Stephanie consideró la oferta. Su parte madura le dijo que Brett era su hijo y su responsabilidad. Nash era un buen tipo y un amante estupendo, pero no tenía hijos y conocía a los suyos desde hacía muy pocos días. Por lo tanto debería ser ella la que aclarara las cosas con Brett. Pero el resto de ella estaba deseando colocar el problema sobre el regazo de Nash y dejar que lo resolviera él.

– Debería ir yo a hablar con él -dijo.

– Sigue pintado -contestó Nash besándola fugazmente-. Dame diez minutos. Si para entonces no he regresado ven a buscarnos.

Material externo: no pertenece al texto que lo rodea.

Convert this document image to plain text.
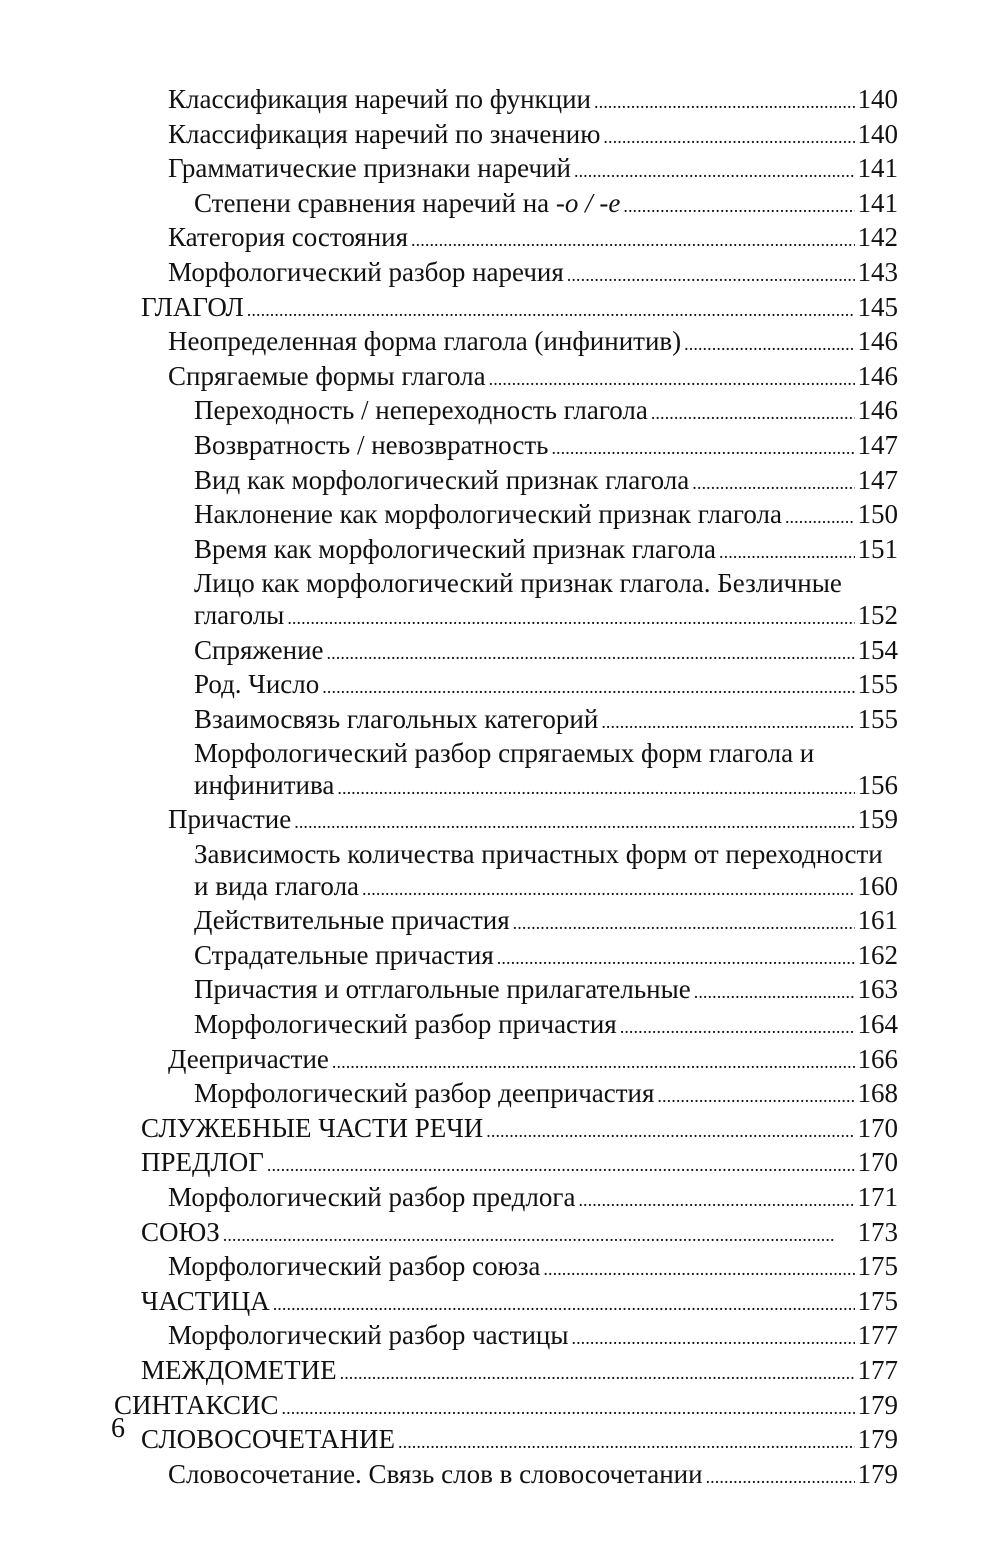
Классификация наречий по функции . . .	140
Классификация наречий по значению . . .	140
Грамматические признаки наречий . . .	141
Степени сравнения наречий на -о / -е . . .	141
Категория состояния . . .	142
Морфологический разбор наречия . . .	143
ГЛАГОЛ . . .	145
Неопределенная форма глагола (инфинитив) . . .	146
Спрягаемые формы глагола . . .	146
Переходность / непереходность глагола . . .	146
Возвратность / невозвратность . . .	147
Вид как морфологический признак глагола . . .	147
Наклонение как морфологический признак глагола . . .	150
Время как морфологический признак глагола . . .	151
Лицо как морфологический признак глагола. Безличные
глаголы . . .	152
Спряжение . . .	154
Род. Число . . .	155
Взаимосвязь глагольных категорий . . .	155
Морфологический разбор спрягаемых форм глагола и
инфинитива . . .	156
Причастие . . .	159
Зависимость количества причастных форм от переходности
и вида глагола . . .	160
Действительные причастия . . .	161
Страдательные причастия . . .	162
Причастия и отглагольные прилагательные . . .	163
Морфологический разбор причастия . . .	164
Деепричастие . . .	166
Морфологический разбор деепричастия . . .	168
СЛУЖЕБНЫЕ ЧАСТИ РЕЧИ . . .	170
ПРЕДЛОГ . . .	170
Морфологический разбор предлога . . .	171
СОЮЗ . . .	173
Морфологический разбор союза . . .	175
ЧАСТИЦА . . .	175
Морфологический разбор частицы . . .	177
МЕЖДОМЕТИЕ . . .	177
СИНТАКСИС . . .	179
СЛОВОСОЧЕТАНИЕ . . .	179
Словосочетание. Связь слов в словосочетании . . .	179
6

A Stephanie le resultaba extraño delegar. No estaba acostumbrada a evitar responsabilidades. Se debatía entre lo que debía hacer y lo que le resultaba más fácil. Pero antes de que hubiera tomado una decisión, Nash salió de la casa del guarda.

«Diez minutos», se dijo mirando el reloj. No podría meter demasiado la pata en tan poco espacio de tiempo.

Nash entró en la mansión y se detuvo un instante para escuchar. Entonces escuchó un ruido brusco y se dirigió a la cocina en lugar de subir las escaleras.